ABIA – E nessa mesma perspectiva, como o senhor avalia a atual política brasileira quanto à garantia dos direitos fundamentais da população LGBT?
CHEQUER – Sem dúvida, devemos reconhecer que houve avanços, fruto da mobilização social. Todavia, avaliando o quadro anteriormente descrito, há um longo caminho a percorrer para que se alcance a equidade e o pleno exercício de cidadania.
ABIA – Existe um caminho possível para uma real garantia de direitos a essa população?
CHEQUER – Mobilização social, legislação adequada com garantia de sua implementação e uma agenda oficial que estabeleça os parâmetros necessários com vistas à garantia desses direitos. Educação continuada no ambiente escolar voltada para o respeito a diversidade, combate ao racismo, à violência contra a mulher e proteção do meio ambiente são essenciais para que possa o pais efetivamente forjar uma geração onde esses temas sejam parte de sua concepção de cidadania.
ABIA – Como o senhor avalia a atuação e articulação do movimento LGBT diante do atual panorama político brasileiro?
CHEQUER – Desarticulado e muitas vezes submisso a uma agenda de política partidária. Segmentos isolados ainda tentam promover algumas iniciativas e tem alcançado logros; todavia, são superados pela adversidade e apatia de boa parte do movimento.

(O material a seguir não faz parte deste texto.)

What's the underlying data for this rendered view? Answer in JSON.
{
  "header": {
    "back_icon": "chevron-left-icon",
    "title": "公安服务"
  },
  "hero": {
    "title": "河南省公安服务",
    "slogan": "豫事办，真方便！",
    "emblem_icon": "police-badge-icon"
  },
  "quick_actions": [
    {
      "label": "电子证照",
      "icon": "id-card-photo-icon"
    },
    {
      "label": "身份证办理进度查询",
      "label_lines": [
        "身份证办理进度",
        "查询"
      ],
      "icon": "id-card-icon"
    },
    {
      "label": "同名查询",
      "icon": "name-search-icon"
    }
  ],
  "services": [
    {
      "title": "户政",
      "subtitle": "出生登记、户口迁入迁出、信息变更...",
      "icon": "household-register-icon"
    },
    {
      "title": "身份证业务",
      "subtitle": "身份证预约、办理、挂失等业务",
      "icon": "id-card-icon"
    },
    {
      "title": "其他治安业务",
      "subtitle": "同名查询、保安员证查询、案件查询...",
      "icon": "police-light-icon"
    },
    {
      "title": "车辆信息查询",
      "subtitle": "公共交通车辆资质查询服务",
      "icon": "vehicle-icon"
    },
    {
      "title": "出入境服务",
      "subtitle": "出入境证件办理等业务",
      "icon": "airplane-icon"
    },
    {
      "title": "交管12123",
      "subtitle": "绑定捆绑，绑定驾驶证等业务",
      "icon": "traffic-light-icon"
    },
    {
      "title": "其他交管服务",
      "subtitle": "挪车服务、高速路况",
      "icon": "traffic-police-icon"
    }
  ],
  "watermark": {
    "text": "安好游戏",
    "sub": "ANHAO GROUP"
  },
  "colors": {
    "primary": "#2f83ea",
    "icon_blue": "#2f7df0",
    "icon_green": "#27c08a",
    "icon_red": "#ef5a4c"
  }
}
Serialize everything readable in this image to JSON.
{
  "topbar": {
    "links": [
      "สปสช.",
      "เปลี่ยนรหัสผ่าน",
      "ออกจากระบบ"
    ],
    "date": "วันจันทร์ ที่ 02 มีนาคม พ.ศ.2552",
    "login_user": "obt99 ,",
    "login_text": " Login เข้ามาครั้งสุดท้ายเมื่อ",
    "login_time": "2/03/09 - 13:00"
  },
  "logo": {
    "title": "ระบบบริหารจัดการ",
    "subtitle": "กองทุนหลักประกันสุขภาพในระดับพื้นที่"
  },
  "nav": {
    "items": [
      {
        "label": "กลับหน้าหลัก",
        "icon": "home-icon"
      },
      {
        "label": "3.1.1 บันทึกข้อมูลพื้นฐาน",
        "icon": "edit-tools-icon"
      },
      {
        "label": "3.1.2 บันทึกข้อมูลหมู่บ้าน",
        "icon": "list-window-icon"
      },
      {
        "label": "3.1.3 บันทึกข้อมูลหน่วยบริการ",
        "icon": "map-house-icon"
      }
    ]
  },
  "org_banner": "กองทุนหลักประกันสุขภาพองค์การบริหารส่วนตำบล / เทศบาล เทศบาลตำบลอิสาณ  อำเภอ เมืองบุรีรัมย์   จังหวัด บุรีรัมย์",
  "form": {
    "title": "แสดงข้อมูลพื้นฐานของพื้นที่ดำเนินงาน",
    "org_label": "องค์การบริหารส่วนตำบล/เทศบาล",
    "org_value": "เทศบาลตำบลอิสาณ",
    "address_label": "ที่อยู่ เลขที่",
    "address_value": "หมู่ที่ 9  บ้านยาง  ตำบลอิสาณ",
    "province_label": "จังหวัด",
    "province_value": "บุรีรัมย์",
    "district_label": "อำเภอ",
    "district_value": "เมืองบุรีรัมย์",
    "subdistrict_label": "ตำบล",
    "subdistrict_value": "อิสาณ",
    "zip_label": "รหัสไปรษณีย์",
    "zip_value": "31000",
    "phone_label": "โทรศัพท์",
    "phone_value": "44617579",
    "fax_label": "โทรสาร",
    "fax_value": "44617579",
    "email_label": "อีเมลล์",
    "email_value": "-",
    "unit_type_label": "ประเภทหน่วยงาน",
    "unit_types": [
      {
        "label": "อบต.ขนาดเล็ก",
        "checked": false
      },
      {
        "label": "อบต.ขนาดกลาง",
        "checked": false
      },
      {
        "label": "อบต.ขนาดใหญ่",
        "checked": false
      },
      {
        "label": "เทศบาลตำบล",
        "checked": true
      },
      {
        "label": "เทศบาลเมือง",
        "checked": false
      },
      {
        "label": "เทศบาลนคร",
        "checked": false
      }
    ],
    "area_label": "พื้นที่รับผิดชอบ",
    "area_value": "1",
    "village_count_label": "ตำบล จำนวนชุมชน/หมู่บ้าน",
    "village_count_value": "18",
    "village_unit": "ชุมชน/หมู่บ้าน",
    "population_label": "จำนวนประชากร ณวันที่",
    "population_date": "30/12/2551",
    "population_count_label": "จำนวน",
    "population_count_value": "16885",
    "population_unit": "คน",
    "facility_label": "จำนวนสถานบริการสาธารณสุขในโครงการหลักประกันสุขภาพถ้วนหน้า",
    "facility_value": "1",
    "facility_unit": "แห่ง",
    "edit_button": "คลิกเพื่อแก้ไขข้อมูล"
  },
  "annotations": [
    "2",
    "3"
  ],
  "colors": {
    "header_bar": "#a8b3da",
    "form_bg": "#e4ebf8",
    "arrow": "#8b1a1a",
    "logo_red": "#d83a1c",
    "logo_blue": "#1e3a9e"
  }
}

ABIA – Da perspectiva da luta contra a epidemia do HIVAIDS e dos constantes crimes de ódio contra a população LGBT, qual a mensagem que o senhor deixa para a população LGBT no Dia Internacional Contra a Homofobia e Transfobia?
CHEQUER – A urgente necessidade de mobilização social e ampliação do leque de alianças políticas com vistas a aprovação da PL (Projeto de Lei) 122 e maior incidência e visibilidade nas políticas públicas em curso.